Selain itu Sultan Abil Khair Sirajuddin aktif melawan penjajah, salah satunya adalah membantu Sultan Hasanuddin melawan Belanda yang pada akhirnya berbuntut pada perjanjian Bongaya. Dalam isi perjanjian tersebut Karaeng Bonto Marannu dan Sultan Abil Khair Sirajuddin harus ditangkap baik dalam keadaan hidup maupun mati. Sehingga pada akhirnya mereka pergi meninggalkan Gowa dan melanjutkan perjuangannya membantu Pangeran Trunojoyo. Pada tahun 1674, Karaeng Bonto Marannu dan Sultan Abil Khair Sirajuddin bersama laskarnya tiba di Madura melawan Amangkurat II Mataram yang sudah mengakui kedaulatan Belanda. Pada peperangan tersebut Karaeng Bonto Marannu gugur dan mereka mengalami kekalahan. Dengan sisa laskarnya Sultan Abil Khair Sirajuddin dan Putranya Nuruddin melanjutkan perjuangan di Banten membantu Sultan Ageng Tirtayasa. Dalam peperangan tersebut beliau bertemu dengan Karaeng Popo. Pada peperangan tersebut mereka mengalami kekalahan karena Sultan Haji putera Sultan Ageng Tirtayasa yang bekerja sama dengan Belanda (M. Hilir Ismail 2007: 30).

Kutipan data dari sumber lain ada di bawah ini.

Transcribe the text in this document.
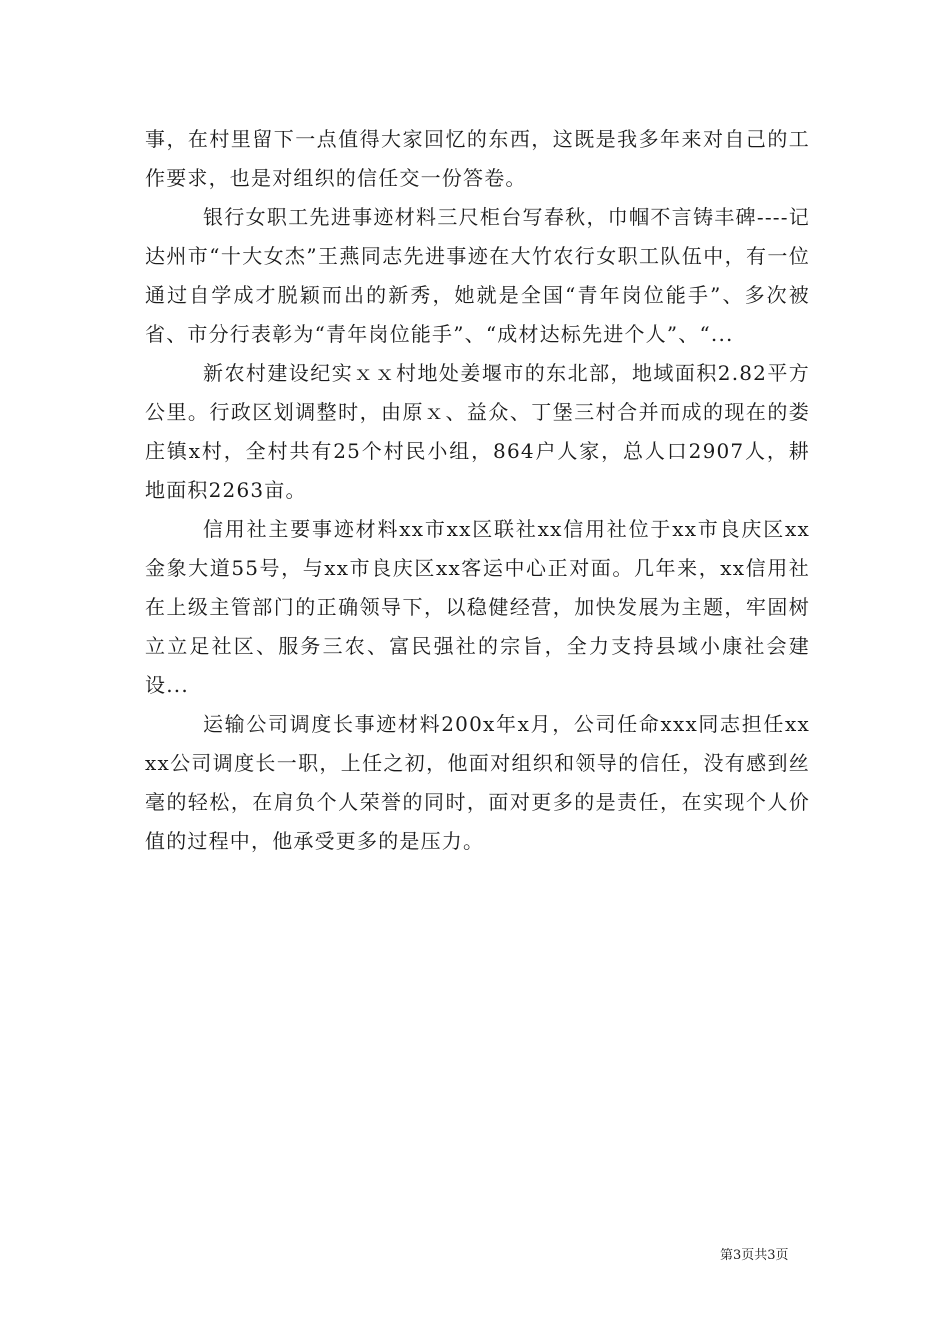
事，在村里留下一点值得大家回忆的东西，这既是我多年来对自己的工作要求，也是对组织的信任交一份答卷。

银行女职工先进事迹材料三尺柜台写春秋，巾帼不言铸丰碑----记达州市“十大女杰”王燕同志先进事迹在大竹农行女职工队伍中，有一位通过自学成才脱颖而出的新秀，她就是全国“青年岗位能手”、多次被省、市分行表彰为“青年岗位能手”、“成材达标先进个人”、“...

新农村建设纪实ｘｘ村地处姜堰市的东北部，地域面积2.82平方公里。行政区划调整时，由原ｘ、益众、丁堡三村合并而成的现在的娄庄镇x村，全村共有25个村民小组，864户人家，总人口2907人，耕地面积2263亩。

信用社主要事迹材料xx市xx区联社xx信用社位于xx市良庆区xx金象大道55号，与xx市良庆区xx客运中心正对面。几年来，xx信用社在上级主管部门的正确领导下，以稳健经营，加快发展为主题，牢固树立立足社区、服务三农、富民强社的宗旨，全力支持县域小康社会建设...

运输公司调度长事迹材料200x年x月，公司任命xxx同志担任xxxx公司调度长一职，上任之初，他面对组织和领导的信任，没有感到丝毫的轻松，在肩负个人荣誉的同时，面对更多的是责任，在实现个人价值的过程中，他承受更多的是压力。

第3页共3页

  Sultan Abil Khair Sirajuddin didampingi putranya Nuruddin kembali ke Bima pada tahun 1679 M. Dalam rombongan ikut pula Karaeng Popo dan Syekh Umar Al Bantami. Ulama besar berdarah Arab yang sudah lama di Banten. Membantu Sultan Ageng Tirtayasa dalam menegakkan Islam di Bumi Banten (M. Hilir Ismail 2007: 30)
Syekh Umar Al-Bantami menetap di Bima dan di kenal dengan nama Ruma Sehe Banta (Tuan Guru), beliau mengajarkan semua ilmu keagamaan ke Sultan yang sekaligus muridnya. Atas kecintaan sang murid kepada gurunya, Sultan Abil Khair Sirajuddin memberikan hadiah sebidak tanah kepada Syekh Umar Al-Bantami, akan tetapi Sehe Banta (panggilan orang Bima) menolak pemberian hadiah tersebut dengan alasan bahwa beliau tidak bisa bercocok tanam, kemudian Sultan berpikir memang beliau (Sehe banta) hanya ditakdirkan untuk menyiarkan agama Islam, lalu sang Sultan mewakafkannya untuk Rakyat bercocok tanam dan sebagaiannya di dirikan rumah untuk para Ulama dan Mubaligh Melayu, maka tanah ini di kenal dengan nama Tolobali atau tanah yang dikembalikan.